Tuesday, August 26, 2003


This is the New York City version of HOLLYWOOD CANTEEN, a wartime revue set at a USO club for soldiers. As with the Hollywood version, this one has a thin plot line involving a forbidden romance and features stars acting like "normal" folks as they volunteer at the club. As far as the story goes, Lon McAllister is California, a naive boy looking for his first kiss; Sunset Carson is Tex who falls for a li'l old Southern gal; William Terry is Dakota, who has sworn off women for the duration, but who winds up involved with the icy Cheryl Walker. He also helps his buddy Jersey (Fred Brady) write love letters to his gal. Marjorie Riordan is sweet on California and, as a hostess at the club, isn't supposed to get involved with the men, but she eventually gives California his kiss, if a rather anti-climactic one.
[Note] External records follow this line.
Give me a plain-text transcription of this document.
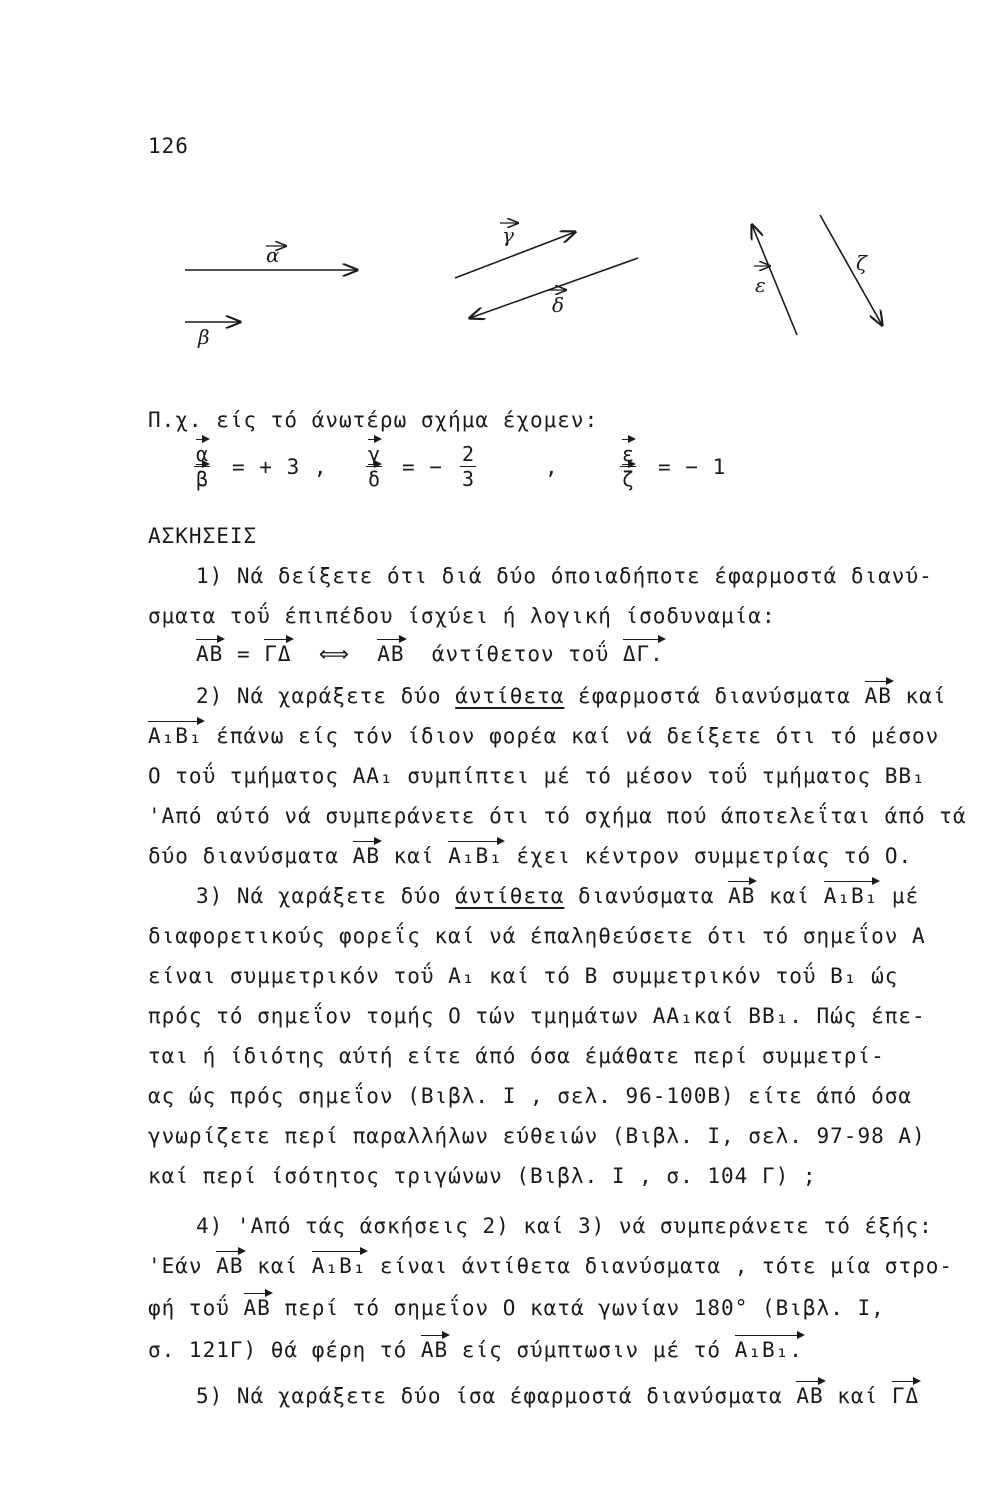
126
α
β
γ
δ
ε
ζ
Π.χ. είς τό άνωτέρω σχήμα έχομεν:
$\frac{\alpha}{\beta}$ = + 3 , $\frac{\gamma}{\delta}$ = − $\frac{2}{3}$	,	$\frac{\varepsilon}{\zeta}$ = − 1
ΑΣΚΗΣΕΙΣ
1) Νά δείξετε ότι διά δύο όποιαδήποτε έφαρμοστά διανύ-
σματα τοΰ έπιπέδου ίσχύει ή λογική ίσοδυναμία:
AB = ΓΔ ⟺ AB άντίθετον τοΰ ΔΓ.
2) Νά χαράξετε δύο άντίθετα έφαρμοστά διανύσματα AB καί
A₁B₁ έπάνω είς τόν ίδιον φορέα καί νά δείξετε ότι τό μέσον
Ο τοΰ τμήματος ΑΑ₁ συμπίπτει μέ τό μέσον τοΰ τμήματος ΒΒ₁
'Από αύτό νά συμπεράνετε ότι τό σχήμα πού άποτελεΐται άπό τά
δύο διανύσματα AB καί A₁B₁ έχει κέντρον συμμετρίας τό Ο.
3) Νά χαράξετε δύο άντίθετα διανύσματα AB καί A₁B₁ μέ
διαφορετικούς φορεΐς καί νά έπαληθεύσετε ότι τό σημεΐον Α
είναι συμμετρικόν τοΰ Α₁ καί τό Β συμμετρικόν τοΰ Β₁ ώς
πρός τό σημεΐον τομής Ο τών τμημάτων ΑΑ₁καί ΒΒ₁. Πώς έπε-
ται ή ίδιότης αύτή είτε άπό όσα έμάθατε περί συμμετρί-
ας ώς πρός σημεΐον (Βιβλ. Ι , σελ. 96-100Β) είτε άπό όσα
γνωρίζετε περί παραλλήλων εύθειών (Βιβλ. Ι, σελ. 97-98 Α)
καί περί ίσότητος τριγώνων (Βιβλ. Ι , σ. 104 Γ) ;
4) 'Από τάς άσκήσεις 2) καί 3) νά συμπεράνετε τό έξής:
'Εάν AB καί A₁B₁ είναι άντίθετα διανύσματα , τότε μία στρο-
φή τοΰ AB περί τό σημεΐον Ο κατά γωνίαν 180° (Βιβλ. Ι,
σ. 121Γ) θά φέρη τό AB είς σύμπτωσιν μέ τό A₁B₁.
5) Νά χαράξετε δύο ίσα έφαρμοστά διανύσματα AB καί ΓΔ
The somewhat tedious story is broken up with lots of songs: Peggy Lee croons "Why Don't You Do Right," the song made famous 40 years later by Jessica Rabbit; Ethel Merman belts out lustily about marching through Berlin; Gracie Fields sings about killing Japs, then performs "The Lord's Prayer." There are big band numbers by Count Basie, Xavier Cugat, Benny Goodman, and Kay Kyser. George Jessel does a vaudeville routine set in a phone booth; Katherine Cornell plays Juliet to a GI's Romeo. Other celebs who pop in include Edgar Bergen, Merle Oberon, Gypsy Rose Lee, Judith Anderson and Talullah Bankhead. Katharine Hepburn, playing herself in a short bit at the end, comes off just like one of her film characters. As one might expect, the comics and musicians are fine, but the filmmakers didn't quite know what to do with the actors (particularly those like Cornell, Alfred Lunt, and Lynn Fontanne who didn't do many movies), and they seem a bit at sea. The movie is good for one go-around, but it's not a keeper.